How to Create a Trust Between Forests

By: JR

This guide will serve as a walkthrough on how to configure a trust between two Active Directory forests in order to allow an end user on one forest to access a share on another forest. The environment will consist of two domain controllers and one workstation. This guide will begin from a point at which Active Directory has been configured on both domain controllers, forward and reverse lookup zones are configured for DNS, and the workstation has been added to the domain of one of the forests.

1. Create a conditional forwarder on both domain controllers.

Conditional forwarders will allow DNS servers in one forest to forward queries to another forest's DNS server.

From the DNS configuration manager or mmc consol, right-click on "Conditional Forwarder" and select "New Conditional Forwarder."

Enter the domain of the other DNS server under "DNS Domain" and add its IP address where its says "<Click here to add an IP Address of DNS Name>." Then click "Ok."

Repeat this process on the other domain controller.

2. Establish the trust between the forests

For this guide, a two-way trust will be established. This type of trust allows authenticated users from either forest access to resources on both forests. A one-way trust could also be established to achieve the goal of allowing access to domain resources. However, one-way trusts do not share resources between forests. Instead, they only allow access from users of one forest.

Starting in the mmc consol or Active Directory Domains and Trusts manager on either domain controller, right-click on the domain and select "Properties."

Select the "Trusts" tab and select "New Trust".

Click "Next."

Enter the root domain name of the forest that the trust is being established with. This will be the domain name of the other domain controller. Then click "Next."

Now select "Forest trust" and click "Next".

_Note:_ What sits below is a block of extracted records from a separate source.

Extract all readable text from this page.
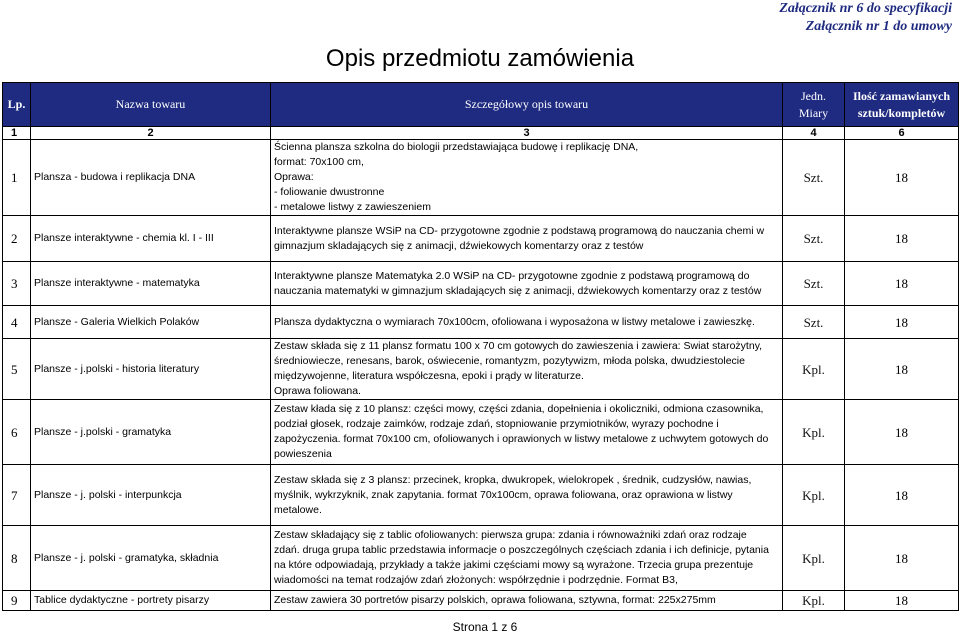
Załącznik nr 6 do specyfikacji
Załącznik nr 1 do umowy
Opis przedmiotu zamówienia
Lp.	Nazwa towaru	Szczegółowy opis towaru	Jedn. Miary	Ilość zamawianych
sztuk/kompletów

1	2	3	4	6
1	Plansza - budowa i replikacja DNA	Ścienna plansza szkolna do biologii przedstawiająca budowę i replikację DNA,
format: 70x100 cm,
Oprawa:
- foliowanie dwustronne
- metalowe listwy z zawieszeniem	Szt.	18
2	Plansze interaktywne - chemia kl. I - III	Interaktywne plansze WSiP na CD- przygotowne zgodnie z podstawą programową do nauczania chemi w
gimnazjum skladających się z animacji, dźwiekowych komentarzy oraz z testów	Szt.	18
3	Plansze interaktywne - matematyka	Interaktywne plansze Matematyka 2.0 WSiP na CD- przygotowne zgodnie z podstawą programową do
nauczania matematyki w gimnazjum skladających się z animacji, dźwiekowych komentarzy oraz z testów	Szt.	18
4	Plansze - Galeria Wielkich Polaków	Plansza dydaktyczna o wymiarach 70x100cm, ofoliowana i wyposażona w listwy metalowe i zawieszkę.	Szt.	18
5	Plansze - j.polski - historia literatury	Zestaw składa się z 11 plansz formatu 100 x 70 cm gotowych do zawieszenia i zawiera: Swiat starożytny,
średniowiecze, renesans, barok, oświecenie, romantyzm, pozytywizm, młoda polska, dwudziestolecie
międzywojenne, literatura współczesna, epoki i prądy w literaturze.
Oprawa foliowana.	Kpl.	18
6	Plansze - j.polski - gramatyka	Zestaw kłada się z 10 plansz: części mowy, części zdania, dopełnienia i okoliczniki, odmiona czasownika,
podział głosek, rodzaje zaimków, rodzaje zdań, stopniowanie przymiotników, wyrazy pochodne i
zapożyczenia. format 70x100 cm, ofoliowanych i oprawionych w listwy metalowe z uchwytem gotowych do
powieszenia	Kpl.	18
7	Plansze - j. polski - interpunkcja	Zestaw składa się z 3 plansz: przecinek, kropka, dwukropek, wielokropek , średnik, cudzysłów, nawias,
myślnik, wykrzyknik, znak zapytania. format 70x100cm, oprawa foliowana, oraz oprawiona w listwy
metalowe.	Kpl.	18
8	Plansze - j. polski - gramatyka, składnia	Zestaw składający się z tablic ofoliowanych: pierwsza grupa: zdania i równoważniki zdań oraz rodzaje
zdań. druga grupa tablic przedstawia informacje o poszczególnych częściach zdania i ich definicje, pytania
na które odpowiadają, przykłady a także jakimi częściami mowy są wyrażone. Trzecia grupa prezentuje
wiadomości na temat rodzajów zdań złożonych: współrzędnie i podrzędnie. Format B3,	Kpl.	18
9	Tablice dydaktyczne - portrety pisarzy	Zestaw zawiera 30 portretów pisarzy polskich, oprawa foliowana, sztywna, format: 225x275mm	Kpl.	18
Strona 1 z 6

This ensures that the trust will apply to all domains within each forest. Selecting "External trust" only creates a trust between one domain and one domain of another forest. While this would work for the current demonstration, it wouldn't apply the trust to a new domain if it were added to one of the forests.

For the Direction of Trust, select "Two-way" then click "Next."

For ease of configuration, "Sides of Trust" will be set to "Both this domain and the specified domain" then click "Next."

This will require authentication from an account with proper privileges on the other forest in order to use this feature. Creating both sides of the trust in this manner eliminates the need to create the trust on the other domain controller as the New Trust Wizard will automatically configure the trust on it.

Enter the credentials of an account that has the permission to create a trust on the other domain controller. In this guide, that account will be the administrator account of the other domain controller. After that, click "Next."

This next section will ask for the scope of user authentication in the local forest. Select "Forest-wide authentication" and click "Next."

Choosing "Selective authentication" will require further configuration of authentication but offers better customization. Forest-wide authentication automatically authenticates users from both forests.

This section is almost exactly the same as the previous step, except that this scope of authentication is for the other forest.

Repeat the selection from the previous step and select "Next."

Review selections then click "Next."

Click "Next."

Select "Yes, confirm the outgoing trust" and click "Next."

Select "Yes, confirm the Incoming trust" and click "Next."

Click "Finish" and the trust should be complete.

3. Create a share

The share should be created on the domain controller that does NOT have the workstation as a member of its domain.

The permissions will be set so only authenticated users can access the share. This will demonstrate that the user on the other forest is authenticated on both forests.

Create a folder in the root of C: on the domain controller.